Visible light images or videos are the basic data for navigation in congested ports and short range reactive collision avoidance. Data from other modal sensors, such as X-band radar or thermal infrared imaging, and AIS information can be fused with visible light images. Bloisi et al. fused visual images and VTS data [76]. They used the remote surveillance cameras as the primary sensor in locations where radar and AIS do not operate (e.g., radar will set a specific sector as silent if it includes a residential area). Figure 8 shows the process for detection and tracking with fusion of visible images and millimeter-wave radar [77]. Low level and high level bimodal fusion occur concurrently.

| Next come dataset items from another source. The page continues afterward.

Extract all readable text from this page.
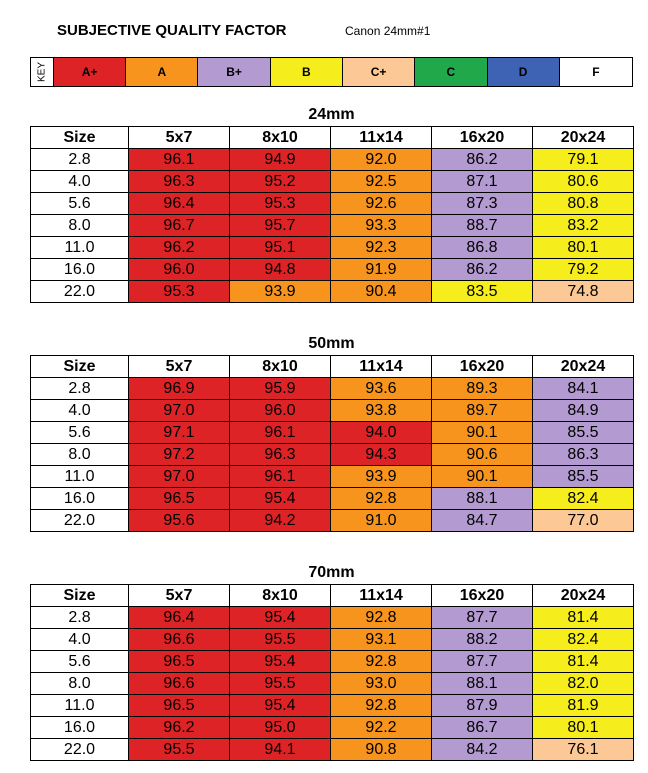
SUBJECTIVE QUALITY FACTOR	Canon 24mm#1
KEY	A+	A	B+	B	C+	C	D	F
24mm
Size	5x7	8x10	11x14	16x20	20x24
2.8	96.1	94.9	92.0	86.2	79.1
4.0	96.3	95.2	92.5	87.1	80.6
5.6	96.4	95.3	92.6	87.3	80.8
8.0	96.7	95.7	93.3	88.7	83.2
11.0	96.2	95.1	92.3	86.8	80.1
16.0	96.0	94.8	91.9	86.2	79.2
22.0	95.3	93.9	90.4	83.5	74.8
50mm
Size	5x7	8x10	11x14	16x20	20x24
2.8	96.9	95.9	93.6	89.3	84.1
4.0	97.0	96.0	93.8	89.7	84.9
5.6	97.1	96.1	94.0	90.1	85.5
8.0	97.2	96.3	94.3	90.6	86.3
11.0	97.0	96.1	93.9	90.1	85.5
16.0	96.5	95.4	92.8	88.1	82.4
22.0	95.6	94.2	91.0	84.7	77.0
70mm
Size	5x7	8x10	11x14	16x20	20x24
2.8	96.4	95.4	92.8	87.7	81.4
4.0	96.6	95.5	93.1	88.2	82.4
5.6	96.5	95.4	92.8	87.7	81.4
8.0	96.6	95.5	93.0	88.1	82.0
11.0	96.5	95.4	92.8	87.9	81.9
16.0	96.2	95.0	92.2	86.7	80.1
22.0	95.5	94.1	90.8	84.2	76.1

A deep CNN can be used for feature compression to ensure that features that meet the decision boundary are maximally extracted. Please note that, if the visible light camera in Figure 8 is replaced with a thermal one, the millimeter wave radar is replaced with lidar, AIS, or navigation radar, or even if the above two sets of sensors are combined, the tracking pipeline will still work well.
4. Visual Perception Dataset on Water Surface
4.1. Visual Dataset on the Sea
Although there is a rich available selection of video or image datasets of pedestrians and vehicles, there are few available ship image datasets, especially full scene annotated datasets. Lack of such data severely restricts in-depth research.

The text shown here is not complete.